Wednesday, March 05, 2014

Walking - The Instructor on a compendious view of the Christian life

This is a continuation of my series on Clement of Alexandria and his book, "The Instructor." If you are new to this series or are unfamiliar with Clement and his book, you may want to first read the introduction to this series. You may also want to read my introduction to this chapter as it will help you understand his views in this area.
"Also we must abandon a furious mode of walking, and choose a grave and leisurely, but not a lingering step. Nor is one to swagger in the ways, nor throw back his head to look at those he meets, if they look at him, as if he were strutting on the stage, and pointed at with the finger. Nor, when pushing up hill, are they to be shoved up by their domestics, as we see those that are more luxurious, who appear strong, but are enfeebled by effeminacy of soul." (Clement of Alexandria, The Instructor, Book 3, Chapter 11)
Clement believed that our entire life should be disciplined, not only our mind and emotions, but the entire conversation of our life, including our manors and behaviors. As such, even our manor of walking should be disciplined towards moderation and to avoid extremes, such as, hurriedness and laziness.

Clement also, once again, shows his disdain for the theater of his day which was full of licentiousness and open displays of effeminacy and debauchery. Certainly not a place where someone carrying the hope of righteousness with in them would frequent.
"A true gentleman must have no mark of effeminacy visible on his face, or any other part of his body. Let no blot on his manliness, then, be ever found either in his movements or habits. Nor is a man in health to use his servants as horses to bear him. For as it is enjoined on them, 'to be subject to their masters with all fear, not only to the good and gentle, but also to the froward,' as Peter says; so fairness, and forbearance, and kindness, are what well becomes the masters. For he says: 'Finally, be ye all of one mind, having compassion one of another; love as brethren, be pitiful, be humble,' and so forth, 'that ye may inherit a blessing,' excellent and desirable." (Clement of Alexandria, The Instructor, Book 3, Chapter 11)
Clement, as in all his writings, opposes all effeminacy in men, either in their thoughts or in their actions.
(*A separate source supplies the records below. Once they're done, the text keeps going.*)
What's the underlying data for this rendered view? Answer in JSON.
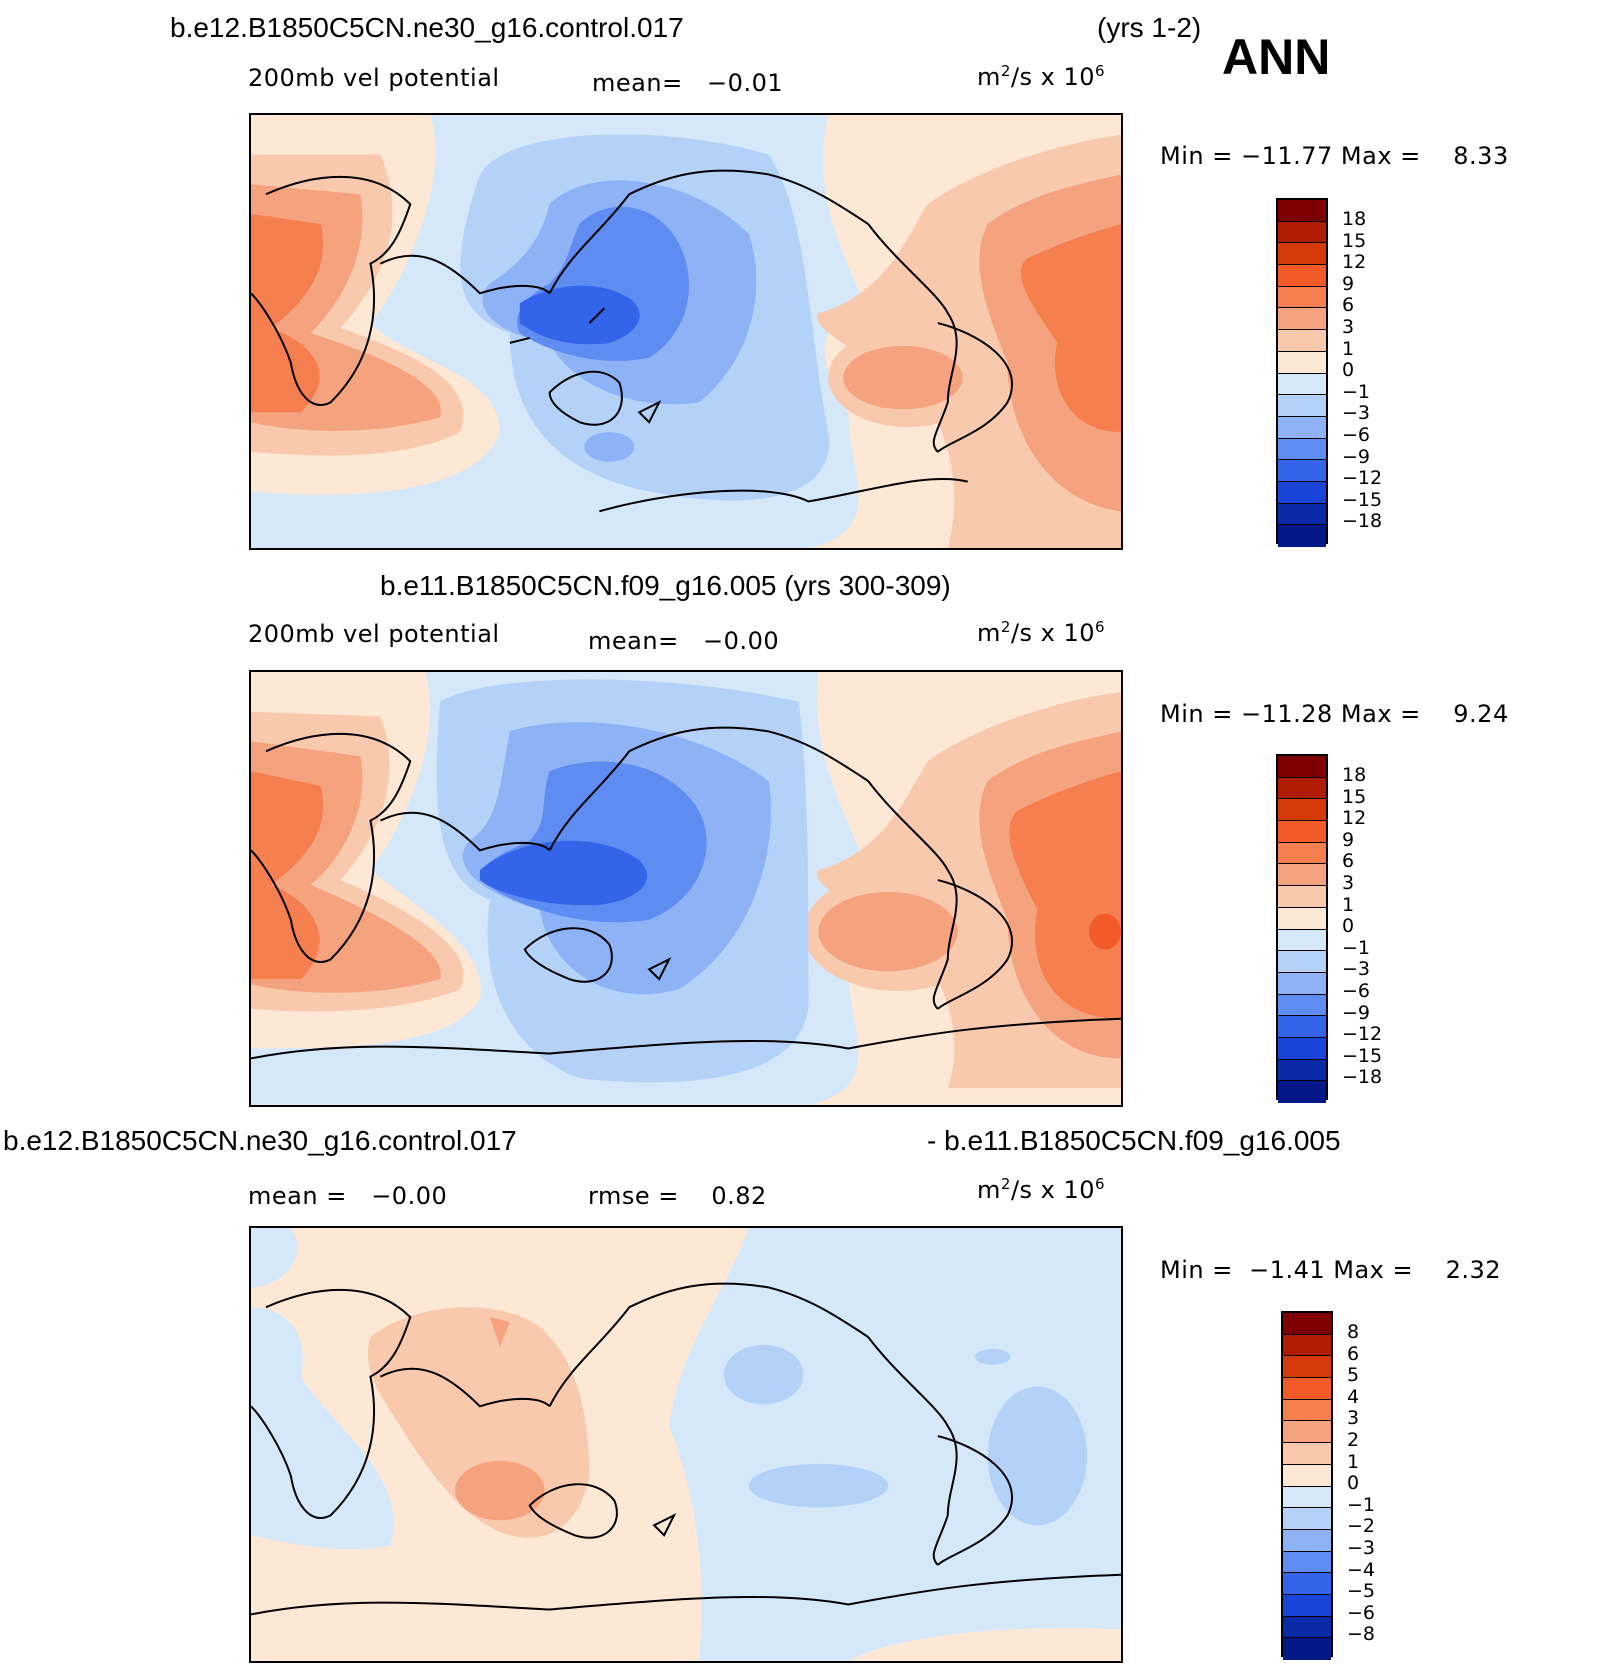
{
  "season": "ANN",
  "years_top": "(yrs 1-2)",
  "panels": [
    {
      "case": "b.e12.B1850C5CN.ne30_g16.control.017",
      "variable": "200mb vel potential",
      "stat": "mean=   −0.01",
      "units_base": "m",
      "units_exp": "2",
      "units_mid": "/s x 10",
      "units_exp2": "6",
      "minmax": "Min = −11.77 Max =    8.33",
      "contour_levels": [
        "18",
        "15",
        "12",
        "9",
        "6",
        "3",
        "1",
        "0",
        "−1",
        "−3",
        "−6",
        "−9",
        "−12",
        "−15",
        "−18"
      ]
    },
    {
      "case": "b.e11.B1850C5CN.f09_g16.005 (yrs 300-309)",
      "variable": "200mb vel potential",
      "stat": "mean=   −0.00",
      "units_base": "m",
      "units_exp": "2",
      "units_mid": "/s x 10",
      "units_exp2": "6",
      "minmax": "Min = −11.28 Max =    9.24",
      "contour_levels": [
        "18",
        "15",
        "12",
        "9",
        "6",
        "3",
        "1",
        "0",
        "−1",
        "−3",
        "−6",
        "−9",
        "−12",
        "−15",
        "−18"
      ]
    },
    {
      "case_left": "b.e12.B1850C5CN.ne30_g16.control.017",
      "case_right": "- b.e11.B1850C5CN.f09_g16.005",
      "stat": "mean =   −0.00",
      "rmse": "rmse =    0.82",
      "units_base": "m",
      "units_exp": "2",
      "units_mid": "/s x 10",
      "units_exp2": "6",
      "minmax": "Min =  −1.41 Max =    2.32",
      "contour_levels": [
        "8",
        "6",
        "5",
        "4",
        "3",
        "2",
        "1",
        "0",
        "−1",
        "−2",
        "−3",
        "−4",
        "−5",
        "−6",
        "−8"
      ]
    }
  ],
  "colors": {
    "scale": [
      "#7f0000",
      "#b01c00",
      "#d63a0a",
      "#f25a28",
      "#f57f4e",
      "#f5a27e",
      "#f9c9ad",
      "#fde8d6",
      "#d4e8fa",
      "#b4d2f8",
      "#8db2f6",
      "#5e8cf1",
      "#3464ea",
      "#1844d8",
      "#0b2aa8",
      "#041888"
    ]
  }
}
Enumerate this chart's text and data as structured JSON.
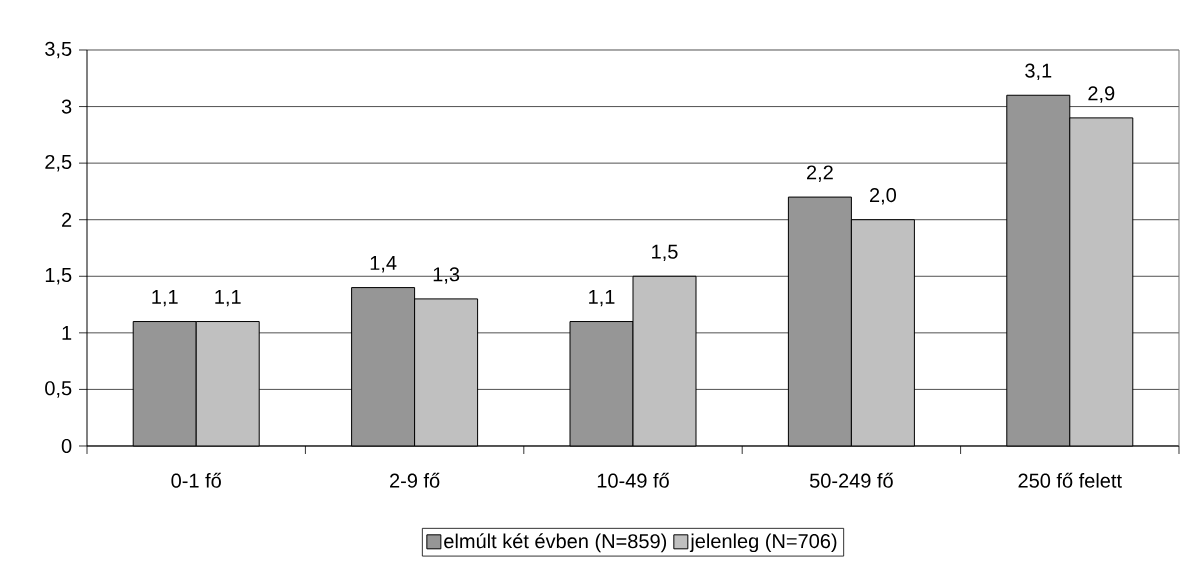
{
  "chart_data": {
    "type": "bar",
    "categories": [
      "0-1 fő",
      "2-9 fő",
      "10-49 fő",
      "50-249 fő",
      "250 fő felett"
    ],
    "series": [
      {
        "name": "elmúlt két évben (N=859)",
        "color": "#969696",
        "values": [
          1.1,
          1.4,
          1.1,
          2.2,
          3.1
        ],
        "value_labels": [
          "1,1",
          "1,4",
          "1,1",
          "2,2",
          "3,1"
        ]
      },
      {
        "name": "jelenleg (N=706)",
        "color": "#c0c0c0",
        "values": [
          1.1,
          1.3,
          1.5,
          2.0,
          2.9
        ],
        "value_labels": [
          "1,1",
          "1,3",
          "1,5",
          "2,0",
          "2,9"
        ]
      }
    ],
    "ylim": [
      0,
      3.5
    ],
    "yticks": [
      0,
      {
        "value": 0.5,
        "label": "0,5"
      },
      1,
      {
        "value": 1.5,
        "label": "1,5"
      },
      2,
      {
        "value": 2.5,
        "label": "2,5"
      },
      3,
      {
        "value": 3.5,
        "label": "3,5"
      }
    ],
    "grid": "y",
    "legend": "bottom"
  }
}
Men were to be men in all aspects of their lives, and this even included their manor of walking. They were not to look like women and they were not to act like women. They were to be, through and through, men.

Given this, a true man does his own work. He carries his own load up the hill and he does not expect others to carry him around when he is perfectly able to do it himself. Very few of us today have domestics to help us with our work, but a true man is a gentleman and is kind to all who help him and does not expect them to do what he can do for himself. He is gentle and kind to all and attentive to the needs of others, not just his own.